Pour les scénarios sans mesure de protection du climat, les conditions extrêmes de la fin du siècle menaceront à la fois les écosystèmes, les services écosystémiques et l’utilisation anthropique de l’eau. Ces effets seront bien plus marqués qu’avec des scénarios dans la lignée des accords de Paris. En particulier, les bassins alpins seront durement touchés en été. L’atténuation des changements climatiques est par conséquent primordiale malgré le fait que certains effets soient d’ores et déjà inévitables.

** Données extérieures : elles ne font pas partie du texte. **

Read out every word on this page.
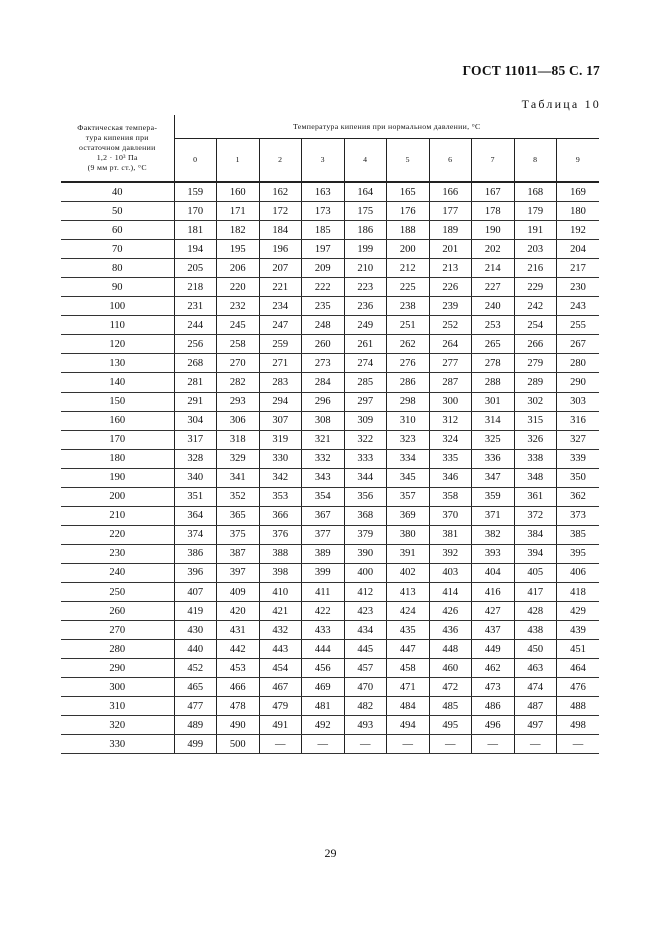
ГОСТ 11011—85 С. 17
Таблица 10
Фактическая темпера-
тура кипения при
остаточном давлении
1,2 · 10³ Па
(9 мм рт. ст.), °С	Температура кипения при нормальном давлении, °С									
	0	1	2	3	4	5	6	7	8	9
40	159	160	162	163	164	165	166	167	168	169
50	170	171	172	173	175	176	177	178	179	180
60	181	182	184	185	186	188	189	190	191	192
70	194	195	196	197	199	200	201	202	203	204
80	205	206	207	209	210	212	213	214	216	217
90	218	220	221	222	223	225	226	227	229	230
100	231	232	234	235	236	238	239	240	242	243
110	244	245	247	248	249	251	252	253	254	255
120	256	258	259	260	261	262	264	265	266	267
130	268	270	271	273	274	276	277	278	279	280
140	281	282	283	284	285	286	287	288	289	290
150	291	293	294	296	297	298	300	301	302	303
160	304	306	307	308	309	310	312	314	315	316
170	317	318	319	321	322	323	324	325	326	327
180	328	329	330	332	333	334	335	336	338	339
190	340	341	342	343	344	345	346	347	348	350
200	351	352	353	354	356	357	358	359	361	362
210	364	365	366	367	368	369	370	371	372	373
220	374	375	376	377	379	380	381	382	384	385
230	386	387	388	389	390	391	392	393	394	395
240	396	397	398	399	400	402	403	404	405	406
250	407	409	410	411	412	413	414	416	417	418
260	419	420	421	422	423	424	426	427	428	429
270	430	431	432	433	434	435	436	437	438	439
280	440	442	443	444	445	447	448	449	450	451
290	452	453	454	456	457	458	460	462	463	464
300	465	466	467	469	470	471	472	473	474	476
310	477	478	479	481	482	484	485	486	487	488
320	489	490	491	492	493	494	495	496	497	498
330	499	500	—	—	—	—	—	—	—	—
29
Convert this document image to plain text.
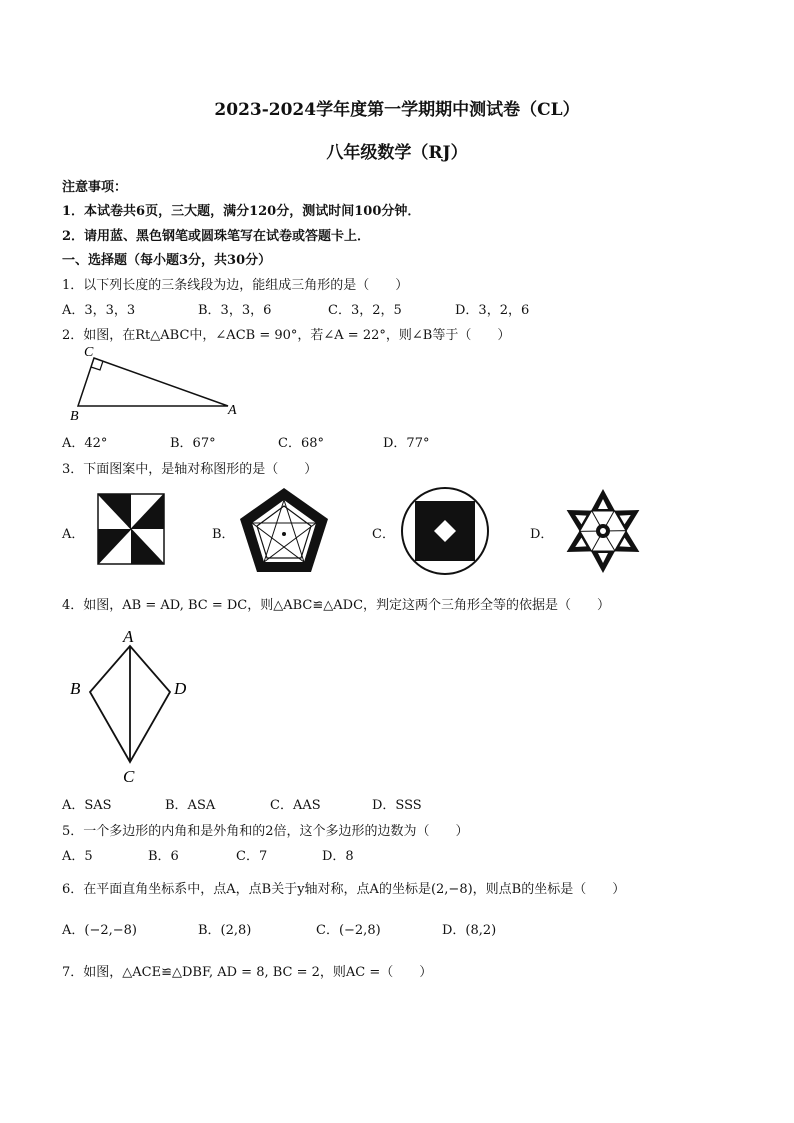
2023-2024学年度第一学期期中测试卷（CL）
八年级数学（RJ）
注意事项：
1．本试卷共6页，三大题，满分120分，测试时间100分钟．
2．请用蓝、黑色钢笔或圆珠笔写在试卷或答题卡上．
一、选择题（每小题3分，共30分）
1．以下列长度的三条线段为边，能组成三角形的是（　　）
A．3，3，3	B．3，3，6	C．3，2，5	D．3，2，6
2．如图，在Rt△ABC中，∠ACB = 90°，若∠A = 22°，则∠B等于（　　）
C
B	A
A．42°	B．67°	C．68°	D．77°
3．下面图案中，是轴对称图形的是（　　）
A．	B．	C．	D．
4．如图，AB = AD, BC = DC，则△ABC≌△ADC，判定这两个三角形全等的依据是（　　）
A
B	D
C
A．SAS	B．ASA	C．AAS	D．SSS
5．一个多边形的内角和是外角和的2倍，这个多边形的边数为（　　）
A．5	B．6	C．7	D．8
6．在平面直角坐标系中，点A，点B关于y轴对称，点A的坐标是(2,−8)，则点B的坐标是（　　）
A．(−2,−8)	B．(2,8)	C．(−2,8)	D．(8,2)
7．如图，△ACE≌△DBF, AD = 8, BC = 2，则AC =（　　）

Afin de faire face aux changements à venir, les progrès rapides réalisés actuellement dans la modélisation de la température de l’eau se doivent de dépasser les limites des applications purement scientifiques et être mis à la disposition d’un public plus large pour une utilisation opérationnelle dans les systèmes de prévision et d’alerte. Le développement futur des systèmes de mesure sera également d’une grande importance pour améliorer la compréhension des processus liés à la température de l’eau et à la manière dont ils sont représentés dans les modèles [35].
Dans le cas précis de la Suisse, de nouvelles études évaluant l’impact des événements météorologiques extrêmes (par exemple vagues de chaleurs ou sécheresses) sur la température des rivières ainsi que l’influence des interactions avec les eaux souterraines seraient souhaitables. De plus, l’inclusion dans les modèles numériques du couplage des lacs et des rivières et des influences humaines sont des points importants à traiter dans le futur.